清晨的第一縷光映照進來,驅除了一切的晦暗。
因太子腳傷之故,千秋殿內殿燃了一晚上的安神香,窗戶大開後,清新的空氣換進來,濮陽緒醒的比往常都要遲,也沒有飽睡一頓的好精神,反而覺得一點勁兒都沒有。
徐肆在外頭打著哈欠和陳落交班,兩人正嘀咕著,裏頭就傳來了濮陽緒的叫起聲,忙一個往裏,一個往外走了。
徐肆倒也不困,就是也犯懶,出了院,待要回住的下人房,就聽見外頭有人說話,聲音還不小,他想了想,腳步一拐就去了。
“徐公公!勞煩通稟一聲,韓府的人在宮外守了一晚上,說韓相昨夜子時去了……”
“什麽!這麽大事情怎麽不早點來通報!”徐肆當即就提高聲音罵了一句,又火急火燎的進去稟報了。
韓相雖一直病著,但是從沒有傳來病危的消息,這突然就去了,著實打的眾人措手不及,濮陽緒冷著臉讓人換上衣服,枉顧禦醫交代的不可疾行,當即就要出宮,還是陳落考慮周到,讓人把太子的馬牽進來東宮,這個時候也管不了規矩了。
濮陽緒翻身上馬,北風吹得他墨色的麾袍在空中打著旋,也刮著他的臉一陣冰冷,他驟然拉緊了韁繩,轉頭衝陳落道:“他們是不是真的把沈汀年關到雨花閣去了?”
陳落愣了,這不是你自己親自下得令,“這……應當是的,殿下昨晚回來確實吩咐過。
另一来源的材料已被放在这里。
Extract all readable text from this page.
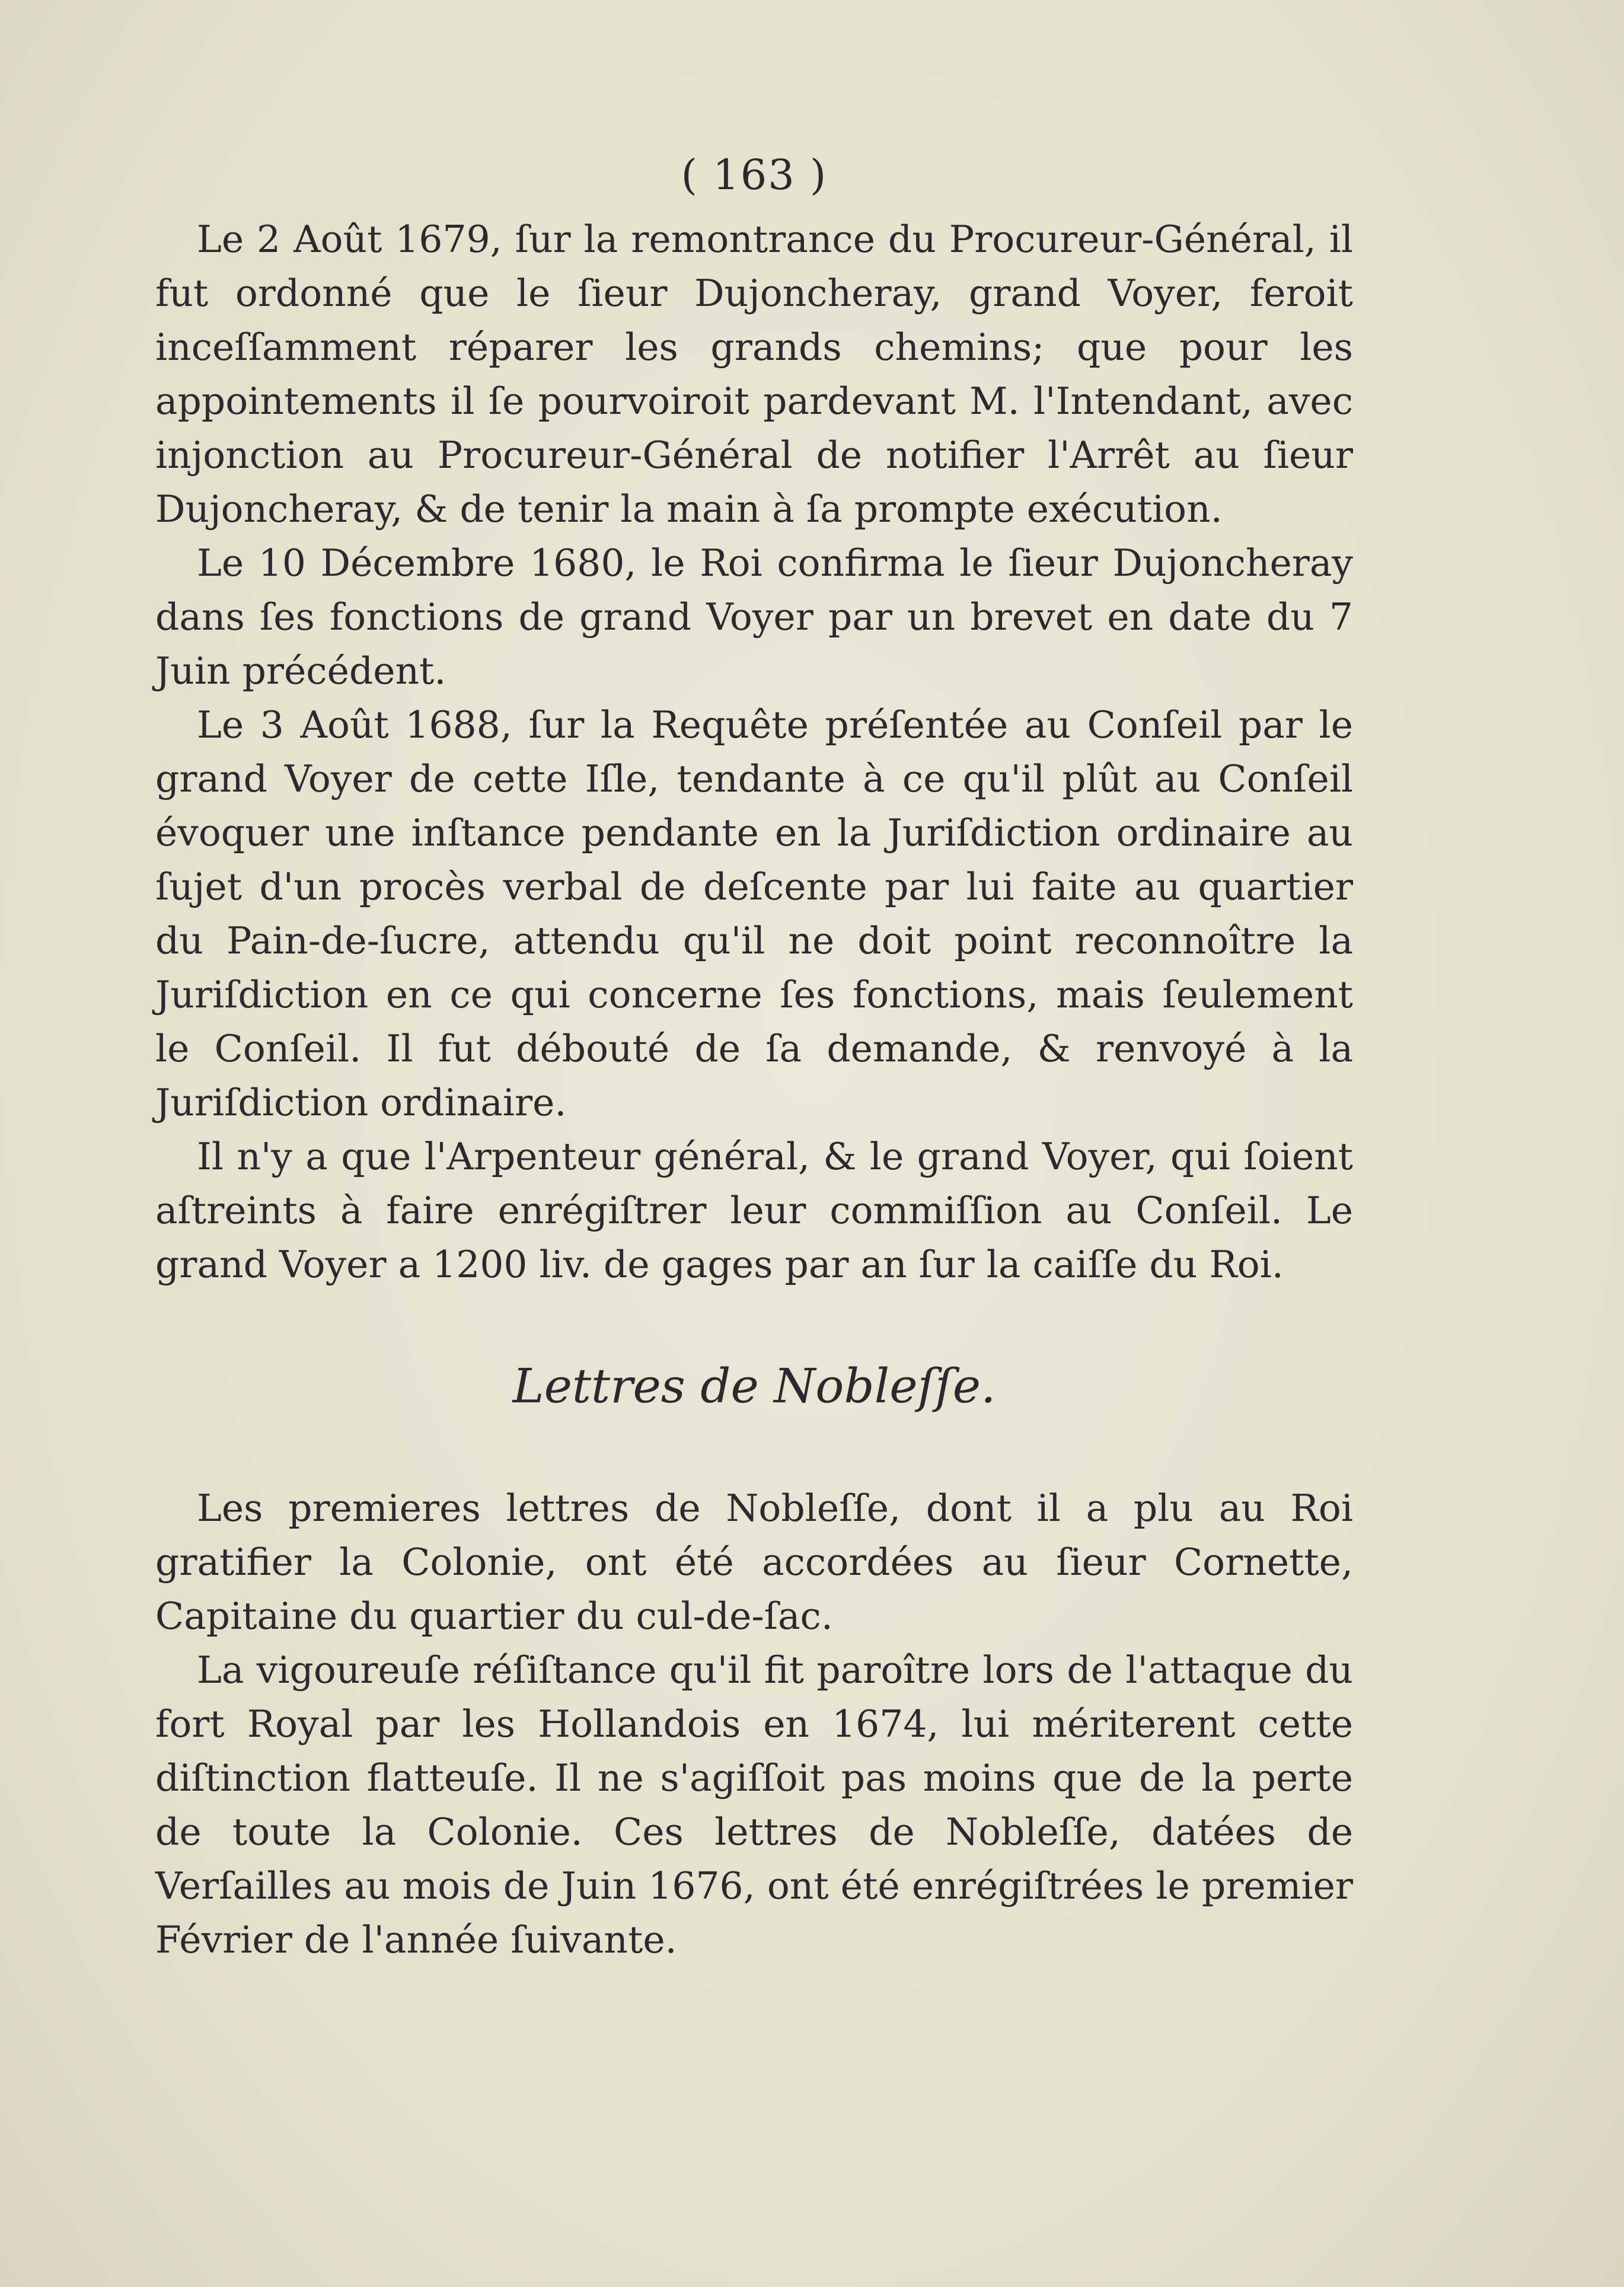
( 163 )

Le 2 Août 1679, ſur la remontrance du Procureur-Général, il fut ordonné que le ſieur Dujoncheray, grand Voyer, feroit inceſſamment réparer les grands chemins; que pour les appointements il ſe pourvoiroit pardevant M. l'Intendant, avec injonction au Procureur-Général de notifier l'Arrêt au ſieur Dujoncheray, & de tenir la main à ſa prompte exécution.

Le 10 Décembre 1680, le Roi confirma le ſieur Dujoncheray dans ſes fonctions de grand Voyer par un brevet en date du 7 Juin précédent.

Le 3 Août 1688, ſur la Requête préſentée au Conſeil par le grand Voyer de cette Iſle, tendante à ce qu'il plût au Conſeil évoquer une inſtance pendante en la Juriſdiction ordinaire au ſujet d'un procès verbal de deſcente par lui faite au quartier du Pain-de-ſucre, attendu qu'il ne doit point reconnoître la Juriſdiction en ce qui concerne ſes fonctions, mais ſeulement le Conſeil. Il fut débouté de ſa demande, & renvoyé à la Juriſdiction ordinaire.

Il n'y a que l'Arpenteur général, & le grand Voyer, qui ſoient aſtreints à faire enrégiſtrer leur commiſſion au Conſeil. Le grand Voyer a 1200 liv. de gages par an ſur la caiſſe du Roi.

Lettres de Nobleſſe.

Les premieres lettres de Nobleſſe, dont il a plu au Roi gratifier la Colonie, ont été accordées au ſieur Cornette, Capitaine du quartier du cul-de-ſac.

La vigoureuſe réſiſtance qu'il fit paroître lors de l'attaque du fort Royal par les Hollandois en 1674, lui mériterent cette diſtinction flatteuſe. Il ne s'agiſſoit pas moins que de la perte de toute la Colonie. Ces lettres de Nobleſſe, datées de Verſailles au mois de Juin 1676, ont été enrégiſtrées le premier Février de l'année ſuivante.
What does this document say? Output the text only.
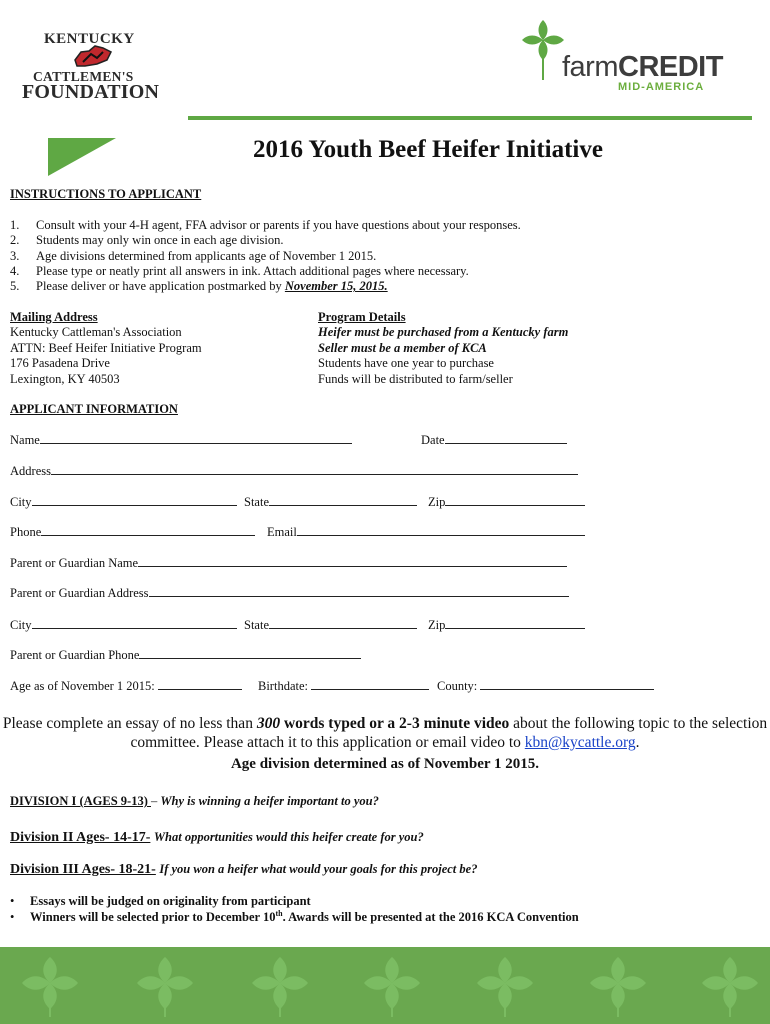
KENTUCKY
CATTLEMEN'S
FOUNDATION
farmCREDIT
MID-AMERICA
2016 Youth Beef Heifer Initiative
INSTRUCTIONS TO APPLICANT
1. Consult with your 4-H agent, FFA advisor or parents if you have questions about your responses.
2. Students may only win once in each age division.
3. Age divisions determined from applicants age of November 1 2015.
4. Please type or neatly print all answers in ink. Attach additional pages where necessary.
5. Please deliver or have application postmarked by November 15, 2015.
Mailing Address
Kentucky Cattleman's Association
ATTN: Beef Heifer Initiative Program
176 Pasadena Drive
Lexington, KY 40503
Program Details
Heifer must be purchased from a Kentucky farm
Seller must be a member of KCA
Students have one year to purchase
Funds will be distributed to farm/seller
APPLICANT INFORMATION
Name	Date
Address
City	State	Zip
Phone	Email
Parent or Guardian Name
Parent or Guardian Address
City	State	Zip
Parent or Guardian Phone
Age as of November 1 2015:	Birthdate:	County:
Please complete an essay of no less than 300 words typed or a 2-3 minute video about the following topic to the selection committee. Please attach it to this application or email video to kbn@kycattle.org.
Age division determined as of November 1 2015.
DIVISION I (AGES 9-13) – Why is winning a heifer important to you?
Division II Ages- 14-17- What opportunities would this heifer create for you?
Division III Ages- 18-21- If you won a heifer what would your goals for this project be?
• Essays will be judged on originality from participant
• Winners will be selected prior to December 10th. Awards will be presented at the 2016 KCA Convention
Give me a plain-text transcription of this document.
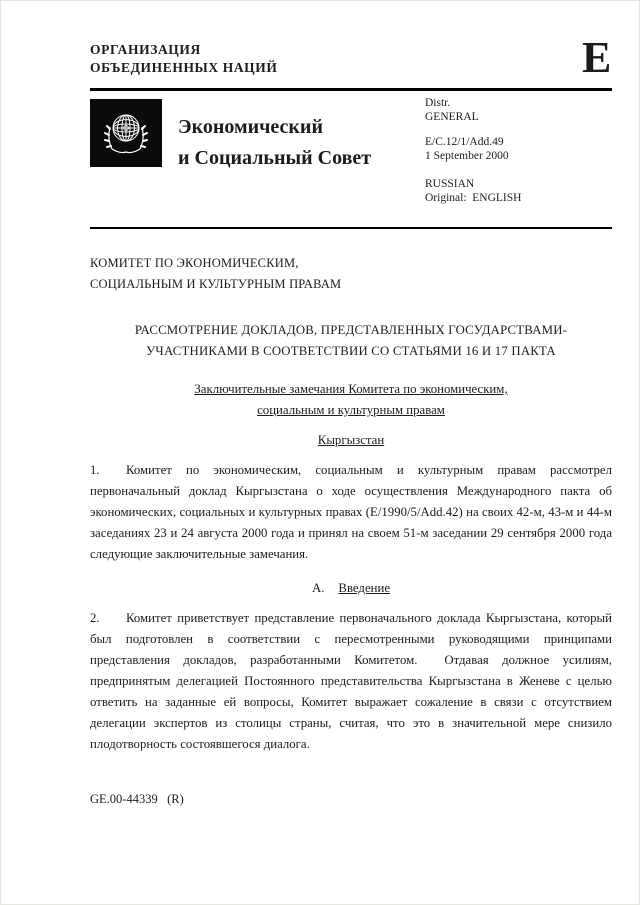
ОРГАНИЗАЦИЯ
ОБЪЕДИНЕННЫХ НАЦИЙ	E
Экономический
и Социальный Совет
Distr.
GENERAL
E/C.12/1/Add.49
1 September 2000
RUSSIAN
Original:  ENGLISH
КОМИТЕТ ПО ЭКОНОМИЧЕСКИМ,
СОЦИАЛЬНЫМ И КУЛЬТУРНЫМ ПРАВАМ
РАССМОТРЕНИЕ ДОКЛАДОВ, ПРЕДСТАВЛЕННЫХ ГОСУДАРСТВАМИ-
УЧАСТНИКАМИ В СООТВЕТСТВИИ СО СТАТЬЯМИ 16 И 17 ПАКТА
Заключительные замечания Комитета по экономическим,
социальным и культурным правам
Кыргызстан

1. Комитет по экономическим, социальным и культурным правам рассмотрел первоначальный доклад Кыргызстана о ходе осуществления Международного пакта об экономических, социальных и культурных правах (E/1990/5/Add.42) на своих 42-м, 43-м и 44-м заседаниях 23 и 24 августа 2000 года и принял на своем 51-м заседании 29 сентября 2000 года следующие заключительные замечания.

A. Введение

2. Комитет приветствует представление первоначального доклада Кыргызстана, который был подготовлен в соответствии с пересмотренными руководящими принципами представления докладов, разработанными Комитетом.  Отдавая должное усилиям, предпринятым делегацией Постоянного представительства Кыргызстана в Женеве с целью ответить на заданные ей вопросы, Комитет выражает сожаление в связи с отсутствием делегации экспертов из столицы страны, считая, что это в значительной мере снизило плодотворность состоявшегося диалога.

GE.00-44339   (R)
”
“我不過是氣急了隨口而言,你們還不快去把人送回去,這麽冷的天……記得請禦醫去看看。”
他絕不會承認自己一翻身上馬覺得冬天的風刮臉的很,腦子一下子就想起沈汀年,然後——又心軟了,說好的要懲治她一番,這才不過一夜就怕她冷了病了。
哪怕睡了一覺情緒緩和了很多,也不是那麽容易拉下臉麵的,加之眼下確實也抽不開身去看她,濮陽緒匆匆交代幾句,就出宮了。